Doch nicht nur die politische Rechte ist betroffen. In einem System, in dem der Volksverhetzungsparagraph als politisches Werkzeug verwendet wird, geraten auch andere Teile der Bevölkerung unter Druck. Der Strafrechtsprofessor Udo Vetter, der regelmäßig Mandanten vertritt, die in diesem Bereich angeklagt wurden, beschreibt das als die „Erstellung eines immer engeren Netzes strafrechtlicher Risiken“, das sich um die Meinungsfreiheit legt. Gerade die intensivere Überwachung von sozialen Medien und Kommentarspalten durch spezialisierte Behörden wie die Cybercrime-Einheit des Bundeskriminalamts unterstreicht, wie sehr der Staat in den öffentlichen Diskurs eingreift.

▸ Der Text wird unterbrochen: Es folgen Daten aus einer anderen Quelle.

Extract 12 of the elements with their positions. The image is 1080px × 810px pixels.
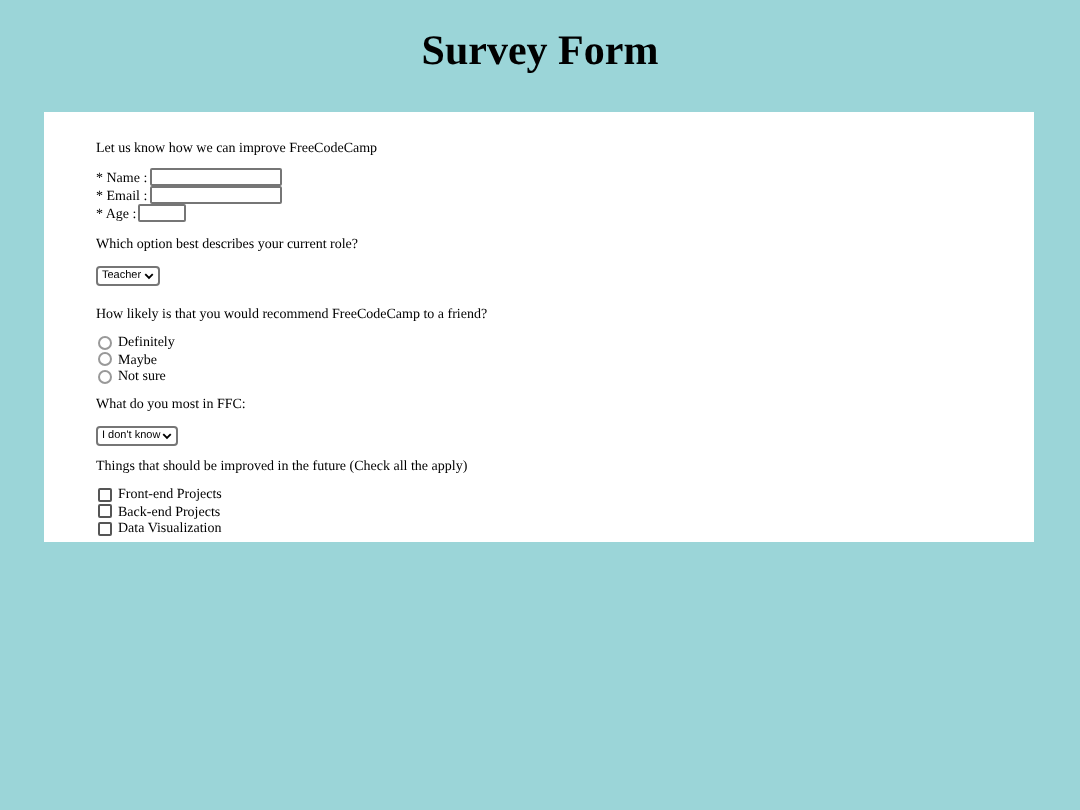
input-field[interactable] <box>138 204 187 223</box>
radio-button[interactable] <box>98 352 112 367</box>
radio-button[interactable] <box>98 335 112 350</box>
radio-button[interactable] <box>98 369 112 384</box>
input-field[interactable] <box>149 168 282 187</box>
input-field[interactable] <box>149 186 282 205</box>
checkbox[interactable] <box>98 487 112 502</box>
chevron-icon <box>162 431 173 440</box>
chevron-icon <box>143 271 154 280</box>
checkbox[interactable] <box>98 504 112 519</box>
checkbox[interactable] <box>98 521 112 536</box>
page-title: Survey Form <box>419 24 661 78</box>
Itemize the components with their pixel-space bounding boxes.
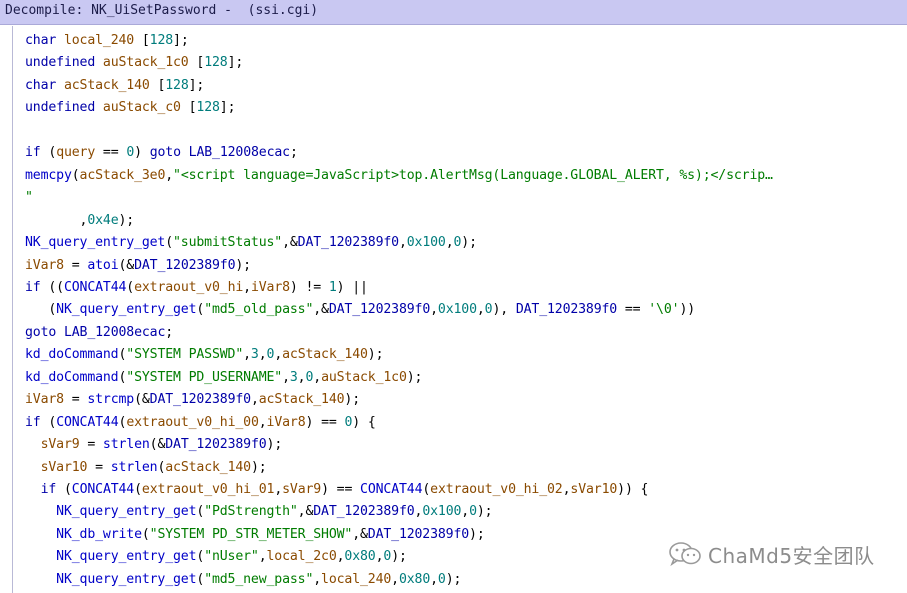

Die Problematik dieser Entwicklung wird noch deutlicher, wenn man die unverhältnismäßigen Methoden und Einschüchterungen betrachtet, die von Staatsanwaltschaften und Ermittlungsbehörden verwendet werden. Vetter selbst spricht von einem „Repressionsapparat“, der nicht zur Aufklärung, sondern zur Abschreckung dient. Besonders beunruhigend ist dabei, dass immer häufiger auch völlig harmlose Kommentare aus dem Kontext gerissen und als strafbar interpretiert werden. Diese Entwicklung führt zu einer Atmosphäre der Selbstzensur, in der die Bürger aus Angst vor strafrechtlichen Konsequenzen lieber schweigen, als sich öffentlich zu äußern.

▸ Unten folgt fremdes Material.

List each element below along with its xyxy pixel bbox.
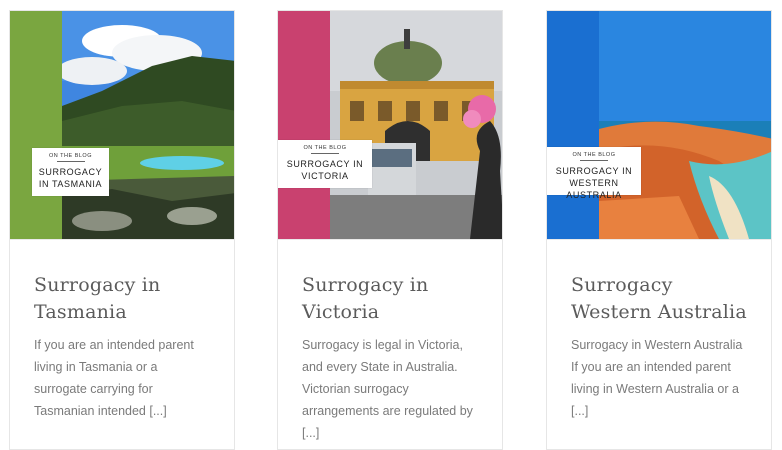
accent-stripe [547,11,599,239]
post-excerpt: If you are an intended parent living in … [34,338,194,418]
western-australia-photo [599,11,771,239]
victoria-photo [330,11,502,239]
badge-title: Surrogacy in Tasmania [38,167,103,189]
on-the-blog-badge: On the blog Surrogacy in Tasmania [32,148,109,196]
post-title-link[interactable]: Surrogacy in Tasmania [34,272,212,326]
post-thumbnail[interactable]: On the blog Surrogacy in Western Austral… [547,11,771,239]
accent-stripe [278,11,330,239]
post-excerpt: Surrogacy is legal in Victoria, and ever… [302,338,473,440]
post-title-link[interactable]: Surrogacy Western Australia [571,272,749,326]
badge-small-label: On the blog [572,152,616,158]
post-title-link[interactable]: Surrogacy in Victoria [302,272,480,326]
accent-stripe [10,11,62,239]
badge-title: Surrogacy in Victoria [286,159,364,181]
blog-card-western-australia[interactable]: On the blog Surrogacy in Western Austral… [546,10,772,450]
blog-card-tasmania[interactable]: On the blog Surrogacy in Tasmania Surrog… [9,10,235,450]
blog-card-victoria[interactable]: On the blog Surrogacy in Victoria Surrog… [277,10,503,450]
on-the-blog-badge: On the blog Surrogacy in Victoria [278,140,372,188]
post-thumbnail[interactable]: On the blog Surrogacy in Victoria [278,11,502,239]
tasmania-photo [62,11,234,239]
on-the-blog-badge: On the blog Surrogacy in Western Austral… [547,147,641,200]
badge-title: Surrogacy in Western Australia [555,166,633,200]
post-thumbnail[interactable]: On the blog Surrogacy in Tasmania [10,11,234,239]
badge-small-label: On the blog [303,145,347,151]
badge-small-label: On the blog [49,153,92,159]
post-excerpt: Surrogacy in Western Australia If you ar… [571,338,743,418]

Was diese Entwicklung besonders alarmierend macht, ist der Zusammenhang mit den tatsächlichen Herausforderungen, mit denen der deutsche Staat konfrontiert ist. Während das Bundeskriminalamt Ressourcen für die Durchforstung von Kommentarspalten bereitstellt, fehlt es andererseits an ausreichend Personal und Kapazitäten, um auf die wachsende Bedrohung durch Terrorismus und Kriminalität angemessen zu reagieren. Statt gegen reale Gefahren vorzugehen, richtet sich der Apparat gegen die eigene Bevölkerung, insbesondere gegen diejenigen, die sich gegen die etablierten politischen Verhältnisse stellen.
Letztlich stellt sich die Frage, ob Deutschland in einen „Gesinnungsstaat“ abgleitet, in dem die Strafverfolgung weniger darauf abzielt, Straftaten zu ahnden, sondern zunehmend dazu genutzt wird, politische Gegner zu diffamieren und mundtot zu machen. Der Volksverhetzungsparagraph ist dabei nur ein Symptom eines weit größeren Problems – dem Missbrauch staatlicher Instrumente zur Sicherung politischer Macht und zur Unterdrückung abweichender Meinungen.